Your original frame
In [19]: df2
Out[19]:
var1 var2 var3 var4 var5 var6
x_cor y_cor date
928 310 2006257 133 14987 7045 18 240 171
2006273 136 0 7327 30 253 161
2006289 125 0 -239 83 217 168
2006305 95 14604 6786 13 215 57
2006321 84 0 4548 13 133 88
reset_index and set_index are invertible to the original frame
In [20]: df2.reset_index()
Out[20]:
x_cor y_cor date var1 var2 var3 var4 var5 var6
0 928 310 2006257 133 14987 7045 18 240 171
1 928 310 2006273 136 0 7327 30 253 161
2 928 310 2006289 125 0 -239 83 217 168
3 928 310 2006305 95 14604 6786 13 215 57
4 928 310 2006321 84 0 4548 13 133 88
In [21]: df2.reset_index().set_index(['x_cor','y_cor','date'])
Out[21]:
var1 var2 var3 var4 var5 var6
x_cor y_cor date
928 310 2006257 133 14987 7045 18 240 171
2006273 136 0 7327 30 253 161
2006289 125 0 -239 83 217 168
2006305 95 14604 6786 13 215 57
2006321 84 0 4548 13 133 88
To number a column
In [23]: df2['range'] = range(len(df2))
In [24]: df2
Out[24]:
var1 var2 var3 var4 var5 var6 range
x_cor y_cor date
928 310 2006257 133 14987 7045 18 240 171 0
2006273 136 0 7327 30 253 161 1
2006289 125 0 -239 83 217 168 2
2006305 95 14604 6786 13 215 57 3
2006321 84 0 4548 13 133 88 4
You need to store the multi-index frame with the index set (otherwise its just a regular index frame).

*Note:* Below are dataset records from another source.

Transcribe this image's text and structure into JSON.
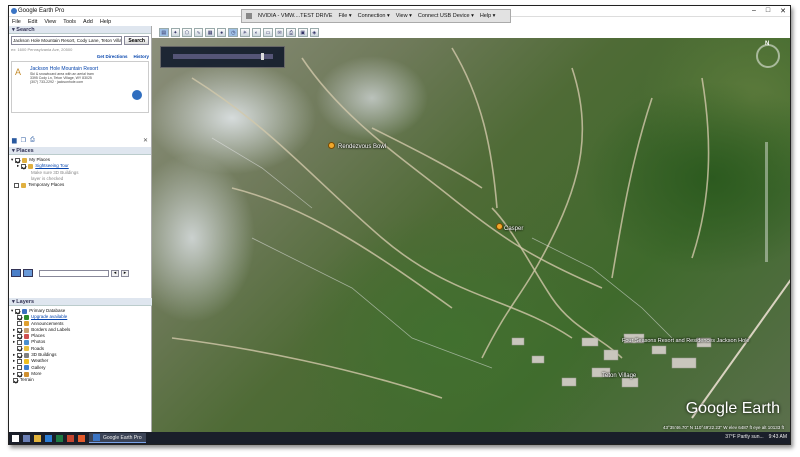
{
  "window": {
    "title": "Google Earth Pro",
    "controls": [
      "–",
      "□",
      "✕"
    ]
  },
  "menu": [
    "File",
    "Edit",
    "View",
    "Tools",
    "Add",
    "Help"
  ],
  "remote_bar": {
    "title": "NVIDIA - VMW....TEST DRIVE",
    "items": [
      "File ▾",
      "Connection ▾",
      "View ▾",
      "Connect USB Device ▾",
      "Help ▾"
    ]
  },
  "search": {
    "header": "Search",
    "query": "Jackson Hole Mountain Resort, Cody Lane, Teton Village, WY",
    "button": "Search",
    "hint": "ex: 1600 Pennsylvania Ave, 20500",
    "get_directions": "Get Directions",
    "history": "History",
    "result": {
      "title": "Jackson Hole Mountain Resort",
      "desc_lines": [
        "Ski & snowboard area with an aerial tram",
        "3395 Cody Ln, Teton Village, WY 83025",
        "(307) 733-2292 · jacksonhole.com"
      ]
    }
  },
  "places": {
    "header": "Places",
    "items": [
      {
        "label": "My Places",
        "checked": true,
        "level": 0
      },
      {
        "label": "Sightseeing Tour",
        "checked": true,
        "level": 1,
        "link": true
      },
      {
        "label": "Make sure 3D Buildings",
        "level": 2,
        "note": true
      },
      {
        "label": "layer is checked",
        "level": 2,
        "note": true
      },
      {
        "label": "Temporary Places",
        "checked": false,
        "level": 0
      }
    ]
  },
  "layers": {
    "header": "Layers",
    "items": [
      {
        "label": "Primary Database",
        "checked": true,
        "color": "#3a6fc0"
      },
      {
        "label": "Upgrade available",
        "checked": true,
        "color": "#2b8b2b",
        "link": true
      },
      {
        "label": "Announcements",
        "checked": false,
        "color": "#e0a030"
      },
      {
        "label": "Borders and Labels",
        "checked": true,
        "color": "#c8a070"
      },
      {
        "label": "Places",
        "checked": true,
        "color": "#d05050"
      },
      {
        "label": "Photos",
        "checked": false,
        "color": "#4a90d0"
      },
      {
        "label": "Roads",
        "checked": true,
        "color": "#e8c040"
      },
      {
        "label": "3D Buildings",
        "checked": true,
        "color": "#808080"
      },
      {
        "label": "Weather",
        "checked": false,
        "color": "#f0c020"
      },
      {
        "label": "Gallery",
        "checked": false,
        "color": "#4080d0"
      },
      {
        "label": "More",
        "checked": true,
        "color": "#d09030"
      },
      {
        "label": "Terrain",
        "checked": true,
        "color": "#7a9a5a"
      }
    ]
  },
  "map": {
    "labels": [
      {
        "text": "Rendezvous Bowl",
        "name": "label-rendezvous"
      },
      {
        "text": "Casper",
        "name": "label-casper"
      },
      {
        "text": "Four Seasons Resort and Residences Jackson Hole",
        "name": "label-four-seasons"
      },
      {
        "text": "Teton Village",
        "name": "label-teton-village"
      }
    ],
    "brand": "Google Earth",
    "status": "43°35'46.70\" N 110°49'22.23\" W elev 6487 ft eye alt 10133 ft"
  },
  "taskbar": {
    "app": "Google Earth Pro",
    "weather": "37°F Partly sun...",
    "time": "9:43 AM"
  }
}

Your reindexing step doesn't do anything aas you are reindexing by strings, not numbers (e.g. '1','2' is NOT the same as 1,2)
Is your data REALLY large? Why are you not just reading the frame in from the store, modifying in memory, then writing it back (to the original, or a new location).
The strategy you are talking about which essentially creates an indexed column store only makes sense if you have LOTS of data.